During her presentation at Tefaf, Popovici explained that the company used its AI system, trained on data taken from accepted autographed works by Rubens, to analyse the work in question, conducting a differential analysis on patches of the painting.
“In addition to the accepted autograph works we also fed into the AI images of copies, imitations, works by admirers etc. From all these training images, the AI learned Rubens‘s unique style but also to distinguish authentic works from good imitations,” Popovici says.
“In total, there are 29 patches: ten were identified as clearly authentic, with probabilities over 80%; eight were classified as authentic, with probabilities between 60% and 80%.” But seven patches fell into the inconclusive range of 50%–60%, meaning that the AI could not determine whether they were by Rubens or not. Four patches came out with probabilities below 50%— clearly not authentic.
Some patches are clearly negative, among them the figure of Diana, Popovici adds, saying: "According to our AI, Diana is not by Rubens‘s hand."
At odds with Rubens scholars
Nils Büttner, the chairman of the Centrum Rubenianum—the leading authority on Rubens authentication and the organisation behind Rubens’s catalogue raisonné—tells The Art Newspaper that he believes the work investigated by Art Recognition is in fact not an original Rubens.
He explains: “A condition report makes it clear it is not the real thing. I believe in AI and Art Recognition’s software is good, but the results are not in accordance with what Rubens scholars say.”
Popovici, however, tells The Art Newspaper: “It’s interesting to see what experts have to say about this case…Among the many versions of this painting, only two have been put forward as potentially authentic.

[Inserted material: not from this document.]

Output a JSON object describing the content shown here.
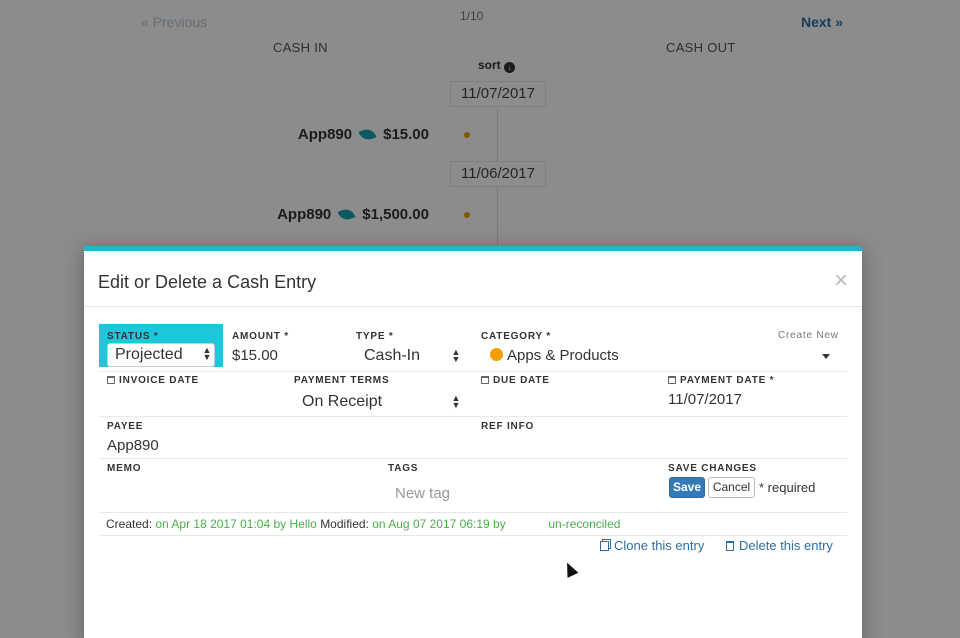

Aside from the version in the French private collection, which was the subject of this [investigation], there is another housed in the Museum Boijmans van Beuningen in Rotterdam.”
Questioning authenticity
The Boijmans painting is not a complete work but a fragment, with the remainder believed to have been destroyed in a fire. According to Popovici, the Rubenianum listed this fragment as authentic in the 1990s, but then questioned the attribution in a 2016 publication. Part XI, Mythological Subjects, Achilles to the Graces, Volume 1 states that “it seems obvious that the painting lacks the essential hallmarks of an autograph work by Rubens”.
Although the website for the Museum Boijmans describes its Bath of Diana work as by Rubens, Büttner also stresses that the work may not have been produced by the painter himself. “It is not a fragment of the primary version. There may be links to the artist as Rubens used pre-primed canvases and sold products [such as this] in his studio,” he explains.
Popovic, who says she aimed to create an AI tool that could aid art historians, collectors and museums in making informed decisions, is careful to stress that AI systems like hers will never replace the expert human eye, but can be a valuable additional analytical tool. She tells The Art Newspaper: “That’s where we are today, with a seemingly shifting approach to the fragment. The question is, if the Rubenianum were to reconsider their stance on the fragment, would that alter their position on the version in the French collection?”
The Museum Boijmans van Beuningen was contacted for comment.